Many times, when I’ve asked organizations how long it takes their API to service a call, the response is, “it’s pretty fast.” Fast is not a speed. If you’re launching an API service, it takes a certain number of microseconds to service that call to users, and engineers must know exactly what this number is.
Software should be instrumented so that you can answer any question at a later point. If you’re asked how you improved the system, “I made it faster” is a lot less impactful than “I dropped the user experience from 700 milliseconds to 250 milliseconds and after this, shopping cart conversions and revenue increased.” If you’re measuring this, you can prove the impact of your work.
Engineers need to measure everything and err on the side of exposing everything they can in a piece of software. Only then can they understand performance changes and build robust models of behavior. Just remember, don’t use averages, and don’t use percentiles alone.
Rule #5: Have a failure budget: avoiding failure is impossible, so expect and manage failure.

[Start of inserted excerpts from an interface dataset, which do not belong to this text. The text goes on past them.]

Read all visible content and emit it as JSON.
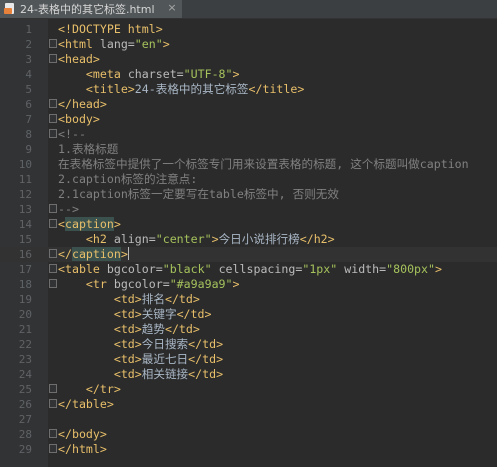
{
  "tab": {
    "title": "24-表格中的其它标签.html",
    "close": "×"
  },
  "lines": [
    {
      "n": "1",
      "seg": [
        {
          "c": "t",
          "v": "<!DOCTYPE html>"
        }
      ]
    },
    {
      "n": "2",
      "seg": [
        {
          "c": "t",
          "v": "<html "
        },
        {
          "c": "a",
          "v": "lang="
        },
        {
          "c": "s",
          "v": "\"en\""
        },
        {
          "c": "t",
          "v": ">"
        }
      ]
    },
    {
      "n": "3",
      "seg": [
        {
          "c": "t",
          "v": "<head>"
        }
      ]
    },
    {
      "n": "4",
      "seg": [
        {
          "c": "x",
          "v": "    "
        },
        {
          "c": "t",
          "v": "<meta "
        },
        {
          "c": "a",
          "v": "charset="
        },
        {
          "c": "s",
          "v": "\"UTF-8\""
        },
        {
          "c": "t",
          "v": ">"
        }
      ]
    },
    {
      "n": "5",
      "seg": [
        {
          "c": "x",
          "v": "    "
        },
        {
          "c": "t",
          "v": "<title>"
        },
        {
          "c": "x",
          "v": "24-表格中的其它标签"
        },
        {
          "c": "t",
          "v": "</title>"
        }
      ]
    },
    {
      "n": "6",
      "seg": [
        {
          "c": "t",
          "v": "</head>"
        }
      ]
    },
    {
      "n": "7",
      "seg": [
        {
          "c": "t",
          "v": "<body>"
        }
      ]
    },
    {
      "n": "8",
      "seg": [
        {
          "c": "c",
          "v": "<!--"
        }
      ]
    },
    {
      "n": "9",
      "seg": [
        {
          "c": "c",
          "v": "1.表格标题"
        }
      ]
    },
    {
      "n": "10",
      "seg": [
        {
          "c": "c",
          "v": "在表格标签中提供了一个标签专门用来设置表格的标题, 这个标题叫做caption"
        }
      ]
    },
    {
      "n": "11",
      "seg": [
        {
          "c": "c",
          "v": "2.caption标签的注意点:"
        }
      ]
    },
    {
      "n": "12",
      "seg": [
        {
          "c": "c",
          "v": "2.1caption标签一定要写在table标签中, 否则无效"
        }
      ]
    },
    {
      "n": "13",
      "seg": [
        {
          "c": "c",
          "v": "-->"
        }
      ]
    },
    {
      "n": "14",
      "seg": [
        {
          "c": "t",
          "v": "<"
        },
        {
          "c": "th",
          "v": "caption"
        },
        {
          "c": "t",
          "v": ">"
        }
      ]
    },
    {
      "n": "15",
      "seg": [
        {
          "c": "x",
          "v": "    "
        },
        {
          "c": "t",
          "v": "<h2 "
        },
        {
          "c": "a",
          "v": "align="
        },
        {
          "c": "s",
          "v": "\"center\""
        },
        {
          "c": "t",
          "v": ">"
        },
        {
          "c": "x",
          "v": "今日小说排行榜"
        },
        {
          "c": "t",
          "v": "</h2>"
        }
      ]
    },
    {
      "n": "16",
      "seg": [
        {
          "c": "t",
          "v": "</"
        },
        {
          "c": "th",
          "v": "caption"
        },
        {
          "c": "t",
          "v": ">"
        }
      ]
    },
    {
      "n": "17",
      "seg": [
        {
          "c": "t",
          "v": "<table "
        },
        {
          "c": "a",
          "v": "bgcolor="
        },
        {
          "c": "s",
          "v": "\"black\""
        },
        {
          "c": "a",
          "v": " cellspacing="
        },
        {
          "c": "s",
          "v": "\"1px\""
        },
        {
          "c": "a",
          "v": " width="
        },
        {
          "c": "s",
          "v": "\"800px\""
        },
        {
          "c": "t",
          "v": ">"
        }
      ]
    },
    {
      "n": "18",
      "seg": [
        {
          "c": "x",
          "v": "    "
        },
        {
          "c": "t",
          "v": "<tr "
        },
        {
          "c": "a",
          "v": "bgcolor="
        },
        {
          "c": "s",
          "v": "\"#a9a9a9\""
        },
        {
          "c": "t",
          "v": ">"
        }
      ]
    },
    {
      "n": "19",
      "seg": [
        {
          "c": "x",
          "v": "        "
        },
        {
          "c": "t",
          "v": "<td>"
        },
        {
          "c": "x",
          "v": "排名"
        },
        {
          "c": "t",
          "v": "</td>"
        }
      ]
    },
    {
      "n": "20",
      "seg": [
        {
          "c": "x",
          "v": "        "
        },
        {
          "c": "t",
          "v": "<td>"
        },
        {
          "c": "x",
          "v": "关键字"
        },
        {
          "c": "t",
          "v": "</td>"
        }
      ]
    },
    {
      "n": "21",
      "seg": [
        {
          "c": "x",
          "v": "        "
        },
        {
          "c": "t",
          "v": "<td>"
        },
        {
          "c": "x",
          "v": "趋势"
        },
        {
          "c": "t",
          "v": "</td>"
        }
      ]
    },
    {
      "n": "22",
      "seg": [
        {
          "c": "x",
          "v": "        "
        },
        {
          "c": "t",
          "v": "<td>"
        },
        {
          "c": "x",
          "v": "今日搜索"
        },
        {
          "c": "t",
          "v": "</td>"
        }
      ]
    },
    {
      "n": "23",
      "seg": [
        {
          "c": "x",
          "v": "        "
        },
        {
          "c": "t",
          "v": "<td>"
        },
        {
          "c": "x",
          "v": "最近七日"
        },
        {
          "c": "t",
          "v": "</td>"
        }
      ]
    },
    {
      "n": "24",
      "seg": [
        {
          "c": "x",
          "v": "        "
        },
        {
          "c": "t",
          "v": "<td>"
        },
        {
          "c": "x",
          "v": "相关链接"
        },
        {
          "c": "t",
          "v": "</td>"
        }
      ]
    },
    {
      "n": "25",
      "seg": [
        {
          "c": "x",
          "v": "    "
        },
        {
          "c": "t",
          "v": "</tr>"
        }
      ]
    },
    {
      "n": "26",
      "seg": [
        {
          "c": "t",
          "v": "</table>"
        }
      ]
    },
    {
      "n": "27",
      "seg": []
    },
    {
      "n": "28",
      "seg": [
        {
          "c": "t",
          "v": "</body>"
        }
      ]
    },
    {
      "n": "29",
      "seg": [
        {
          "c": "t",
          "v": "</html>"
        }
      ]
    }
  ],
  "current_line": "16",
  "fold_lines": [
    "2",
    "3",
    "6",
    "7",
    "8",
    "13",
    "14",
    "16",
    "17",
    "18",
    "25",
    "26",
    "28",
    "29"
  ],
  "colors": {
    "background": "#2b2b2b",
    "tag": "#e8bf6a",
    "attribute": "#bababa",
    "string": "#a5c25c",
    "comment": "#808080",
    "text": "#a9b7c6",
    "line_number": "#606366",
    "tag_match_highlight": "#3b514d"
  }
}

Never set up your environment with the goal to achieve 100% uptime and 100% service quality. Rather, use the data from measuring your systems as stated in “rule 4” to build failure budgets. By “measuring everything” and defining what your uptime is and what your performance is, you can identify when to introduce risks that allow you to move faster. Why not launch those features that were marked slightly unstable and test them out in production where you can get faster feedback while still being able to deliver on your quality of service requirements? This failure budget methodology allows you to de-risk speed, and to define and reward success on improvement and competency, not just uptime.
Rule #6: Instrumentation and observability have no equals: instrument code for observability.
The only failure that matters is the one that you’re experiencing right now. So it’s absolutely critical that everything you do in developing software and all the practices that you’d apply in operating that software can lead you to diagnosing that failure. I’ve seen software architectures where you have a bug report from a customer, and multiple engineers spend several weeks trying to reproduce the error in development in order to fix it. However, repeating failures is both highly error prone and very elusive.
Instead, go into production live and just figure it out. And if you wreck a train car in there, that’s ok as long as you have a failure budget. Now regulations like GDPR make this more difficult, because as you go into production, you are exposed to information that you may not be allowed to see. But, there are ways to do this using Canary systems. When you have a problem, it’s a lot easier to divert a problematic user to that Canary system or infrastructure than it is to repeat the entire problem in a development environment. There are methodologies and techniques that we can use when deploying production systems that give us easy access to isolating existing production problems so that we can solve them.
This is obviously by no means a complete list of how to improve the performance of your software. Some organizations will have different processes and requirements. But I have found these six to be essential for the majority of organizations and a good way, at a high level, to organize an approach to the more modern monitoring required in today’s environment.